Sono passati 20 anni dalla morte di Luigi Giussani. E quel che è accaduto in questo arco temporale è piuttosto significativo
Abbiamo fatto quello che si fa in questi casi, quello che si fa quando si perde un padre e un maestro unico. Abbiamo pianto, abbiamo pregato, siamo corsi al Duomo di Milano in quel giorno freddo e piovoso per dargli l’ultimo saluto, per vedere la sua bara portata a spalle in un silenzio che diceva tutto. Abbiamo ascoltato le parole di Ratzinger in quell’omelia, che sono state un balsamo di consolazione, che sono state la conferma che aveva ricevuto, e noi con lui, un dono dal cielo.
Abbiamo fatto quello che si fa quando si perde un padre e un maestro unico, uno di quegli uomini che raramente appaiono nella storia. Abbiamo scritto sui giornali, abbiamo parlato alla radio e alla televisione, gli abbiamo reso omaggio con la musica che gli piaceva, abbiamo regalato i suoi libri, ci siamo ricordati a vicenda quando lo avevamo incontrato, cosa ci aveva detto quel giorno in una conversazione privata o in un raduno di massa. Abbiamo chiesto a politici, intellettuali, ecclesiastici e agnostici di elogiare la sua figura.
Non volevamo perderlo, non volevamo perdere lo stupore, la scossa, la curiosità davanti a un mondo che ci era sconosciuto; non volevamo perdere il desiderio di una vita diversa, di quella libertà insospettata che avevamo sperimentato quando lo avevamo incontrato, quando lo avevamo ascoltato per la prima volta o quando avevamo ascoltato coloro che lo avevano ascoltato.

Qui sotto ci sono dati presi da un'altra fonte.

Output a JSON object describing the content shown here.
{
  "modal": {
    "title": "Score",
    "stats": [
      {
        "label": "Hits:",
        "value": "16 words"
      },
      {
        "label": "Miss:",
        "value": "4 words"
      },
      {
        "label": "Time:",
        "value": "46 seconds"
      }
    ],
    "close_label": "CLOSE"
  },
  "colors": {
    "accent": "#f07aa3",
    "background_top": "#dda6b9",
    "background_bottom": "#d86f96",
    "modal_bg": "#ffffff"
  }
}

Sono ormai passati 20 anni da quella gelida mattina di febbraio. E ora sappiamo che tutto ciò sarebbe stato inutile. Ciò che solitamente accade in questi casi è che il padre e maestro unico rimane indietro nel tempo e la sua memoria diventa sfocata. E le sue parole e i suoi libri diventano oggetto di studio nelle università e nei convegni degli specialisti, mentre l’emozione, la curiosità e la libertà svaniscono.
Sintomatico è ciò che accade quando si leggono quei grandi libri. Ci sono le parole che ha detto e tu le capisci, o credi di capirle, ma normalmente diventano aride come un deserto ghiacciato, come il suolo di un pianeta inospitale. E ce ne rendiamo conto perché sono parole che non aprono più la mente e il cuore, perché non ci portano più oltre quel triste perimetro in cui siamo rinchiusi quando non accade nulla.
Sarebbe stato normale. Di solito è quello che succede. E avremmo potuto celebrare un anniversario dopo l’altro. Cento anniversari e duemila congressi. E avremmo potuto far parlare i vecchi e imparare a memoria ogni parola. Tutto questo non ci avrebbe dato ciò che stiamo ricevendo. Perché quello che è successo in questi 20 anni non è stato normale: il miracolo è continuato.
Lo stupore, la scossa, la libertà sono gli stessi, anche se non come quando ha iniziato a insegnare al Berchet. Meno male. Se non ci fosse un come differente, non sarebbe la stessa esperienza. Non sarebbe esperienza. Discontinuità nel come avviene, assoluta continuità nel cosa. Poiché in 20 anni sono successe molte cose, il mondo non è più lo stesso del 2005, il mondo non è più lo stesso dell’Italia degli anni ’50.
Questi 20 anni non sono stati normali. Abbiamo continuato a partire dal presente per comprendere quel che è successo in passato e a guardare al passato per comprendere il presente. Se fosse stato il contrario, l’avremmo perso. Il presente è un giudice implacabile. Altre voci, altre persone hanno fatto e fanno accadere di nuovo l’esperienza di Giussani.
E ci fanno vivere questa forma di obbedienza alla Chiesa che è propria degli uomini liberi. Mai senza l’autorità del vescovo, garante della contemporaneità di Cristo. Sempre con un’obbedienza grata che aiuta quell’autorità ad assumersi la propria responsabilità. Sempre con una libertà che con umiltà, pazienza e insistenza chiede spazio affinché la propria esperienza possa svilupparsi e giovare a tutti. Sempre con una libertà che è disposta a sacrificare tutto perché ha già tutto.